A pesar de su inquietud, dio la señal para detener la marcha y escuchó los ruidos amortiguados a medida que ésta corría de boca en boca. Quería observar un momento a los humanos. Quería asegurarse.

Oyó la voz de Iliphar en su interior. El anciano Señor de los Cetros siempre recomendaba calma, saber adaptarse a la situación... negar lo que veían los ojos. Cuando aquellos salvajes peludos habían atacado a los primeros elfos que encontraron en su camino, había recomendado prudencia, observación.

Iliphar no parecía dispuesto a que el peso de los años enturbiara su capacidad de decisión. Cada vez había más humanos vagabundeando por tierras élficas, llevando el caos consigo dondequiera que fueran.

Los humanos típicos no distaban mucho de los orcos que descendían de las montañas: eran cazadores en busca de una presa, refugiados ansiosos de encontrar un lugar donde asentarse, mercaderes en busca de estabilidad. El gran bosque carecía de alicientes para ellos, y cuando descubrieron que esa tierra de árboles estaba habitada por elfos, se dejaron caer, fuera donde fuera del lugar que caían los humanos. Sin embargo, esos hombres eran distintos. Esta casta de humanos limpió los bosques, y taló casi todos los árboles. Apilaban los troncos de aquellos gigantes que poblaban los bosques, así como sus propios desperdicios, alrededor de los claros, y después perseguían a los animales. Una vez hecho esto, se desplazaban a otro lugar, a otra parte del bosque, para empezar de nuevo.
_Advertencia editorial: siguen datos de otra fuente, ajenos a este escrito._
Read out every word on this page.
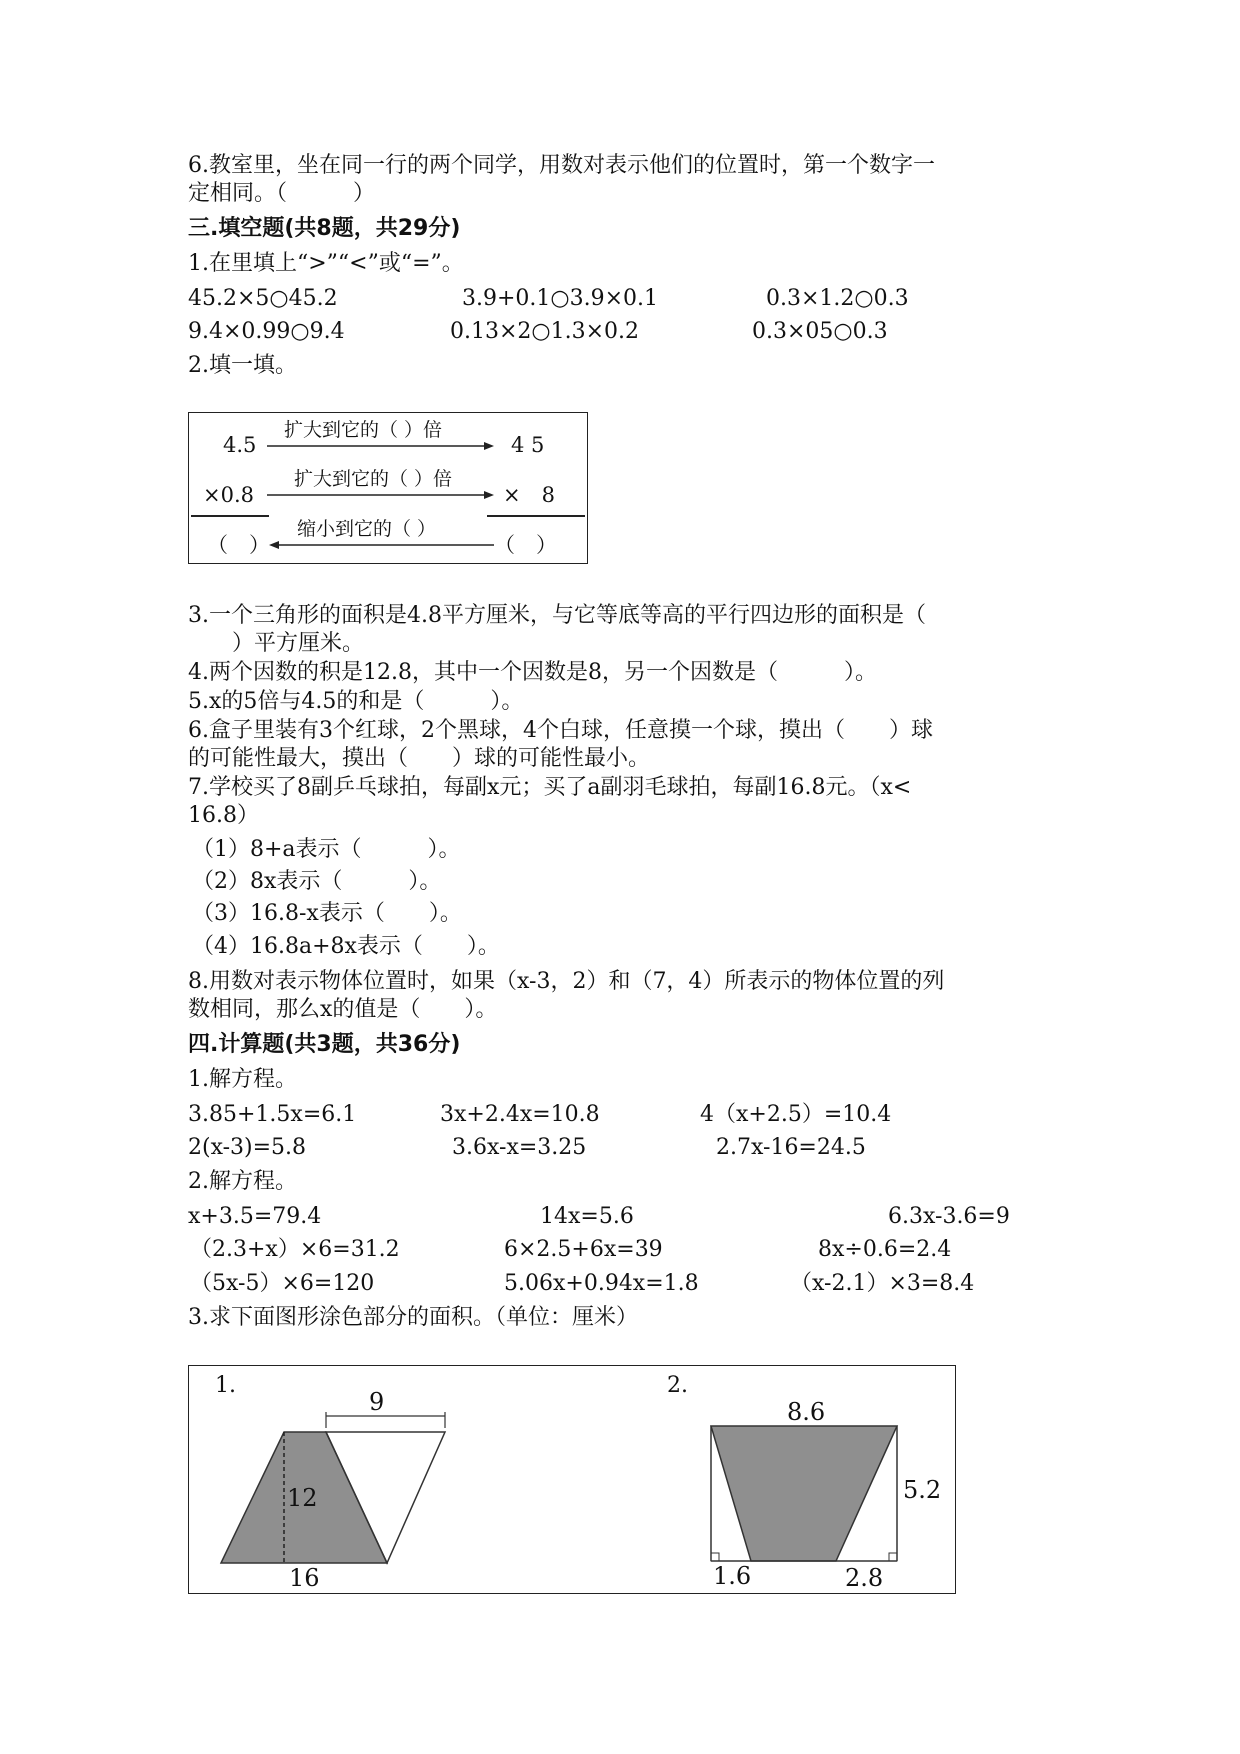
6.教室里，坐在同一行的两个同学，用数对表示他们的位置时，第一个数字一
定相同。（　　　）
三.填空题(共8题，共29分)
1.在里填上“>”“<”或“=”。
45.2×5○45.2	3.9+0.1○3.9×0.1	0.3×1.2○0.3
9.4×0.99○9.4	0.13×2○1.3×0.2	0.3×05○0.3
2.填一填。
4.5	4 5
扩大到它的（ ）倍
×0.8	×　8
扩大到它的（ ）倍
缩小到它的（ ）
（　）	（　）
3.一个三角形的面积是4.8平方厘米，与它等底等高的平行四边形的面积是（
　　）平方厘米。
4.两个因数的积是12.8，其中一个因数是8，另一个因数是（　　　）。
5.x的5倍与4.5的和是（　　　）。
6.盒子里装有3个红球，2个黑球，4个白球，任意摸一个球，摸出（　　）球
的可能性最大，摸出（　　）球的可能性最小。
7.学校买了8副乒乓球拍，每副x元；买了a副羽毛球拍，每副16.8元。（x<
16.8）
（1）8+a表示（　　　）。
（2）8x表示（　　　）。
（3）16.8-x表示（　　）。
（4）16.8a+8x表示（　　）。
8.用数对表示物体位置时，如果（x-3，2）和（7，4）所表示的物体位置的列
数相同，那么x的值是（　　）。
四.计算题(共3题，共36分)
1.解方程。
3.85+1.5x=6.1	3x+2.4x=10.8	4（x+2.5）=10.4
2(x-3)=5.8	3.6x-x=3.25	2.7x-16=24.5
2.解方程。
x+3.5=79.4	14x=5.6	6.3x-3.6=9
（2.3+x）×6=31.2	6×2.5+6x=39	8x÷0.6=2.4
（5x-5）×6=120	5.06x+0.94x=1.8	（x-2.1）×3=8.4
3.求下面图形涂色部分的面积。（单位：厘米）
1.	2.
9
12
16
8.6
5.2
1.6	2.8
Algún día, si los elfos no impedían que hicieran de las suyas, ya no quedaría bosque que defender.

Alea observó el campamento humano desde su escondrijo. Las casas eran un poco más grandes que tiendas, y consistían en apenas algunos postes, con pieles de animales como techo. Los elfos tan sólo acostumbraban a disponer tales cosas para refugiarse en una noche de tormenta, ya que a la mañana siguiente las desmontaban. Pero los humanos hacían de tan bastas barracas su hogar permanente, y las habitaban hasta que la tierra quedaba baldía, yerma.

La cabaña más grande hacía las veces de salón de fiestas y de dormitorio comunitario; probablemente era el hogar de algún caudillo insignificante. Había toda una serie de construcciones más modestas, dispuestas sin orden ni concierto, incluida una pequeña choza con unas barras de madera, destinada, en opinión de Alea, a guardar los animales. Sin embargo, no había visto ni rastro de cabras, gallinas u otros animales.

Los humanos apenas tenían mejor aspecto que las bestias. Eran parodias escalofriantes en forma de elfo, con demasiada piel, pelo y grasa para un solo cuerpo, por lo general demasiado grande. Vestían las mismas pieles con que cubrían sus casas, con apenas alguna puntada que otra. Eran peludos, burdos, y no parecían muy amigos del agua, excepto cuando llovía y no tenían más remedio que mojarse. Alea había oído que jugaban en el barro para mantener a raya a las pulgas. Viendo de cerca a esos humanos, no le costaba nada creerlo. Los elfos se habían acercado al resguardo del viento, al lugar de acampada, ya que no sabía a ciencia cierta si los humanos podían oler algo que no fuera sus cuerpos hediondos. El hedor era insufrible; los humanos vivían rodeados de sus propios desperdicios... razón por la cual aullaban los lobos.

La mayor parte del grupo estaba formado por machos. Había algunas hembras de aspecto rudo, con el pelo tan enmarañado y la ropa tan sucia como la de sus compañeros. No había visto ninguna cría; quizá las mantuvieran ocultas en alguna choza cerrada... o las abandonaran a edad temprana, para que aprendieran a cuidarse por sí mismas.

En aquel instante llegaron los últimos moradores del campamento, arrastrando un gamo enorme: ¡otra pieza cobrada en los bosques, propiedad de los elfos y los lobos!

Dos ciervos se asaban en el fuego, y otra pareja harapienta mataba el tiempo entre una nube de moscas. Alea maldijo entre dientes. ¡No necesitaban comida, pero seguían expoliando el bosque!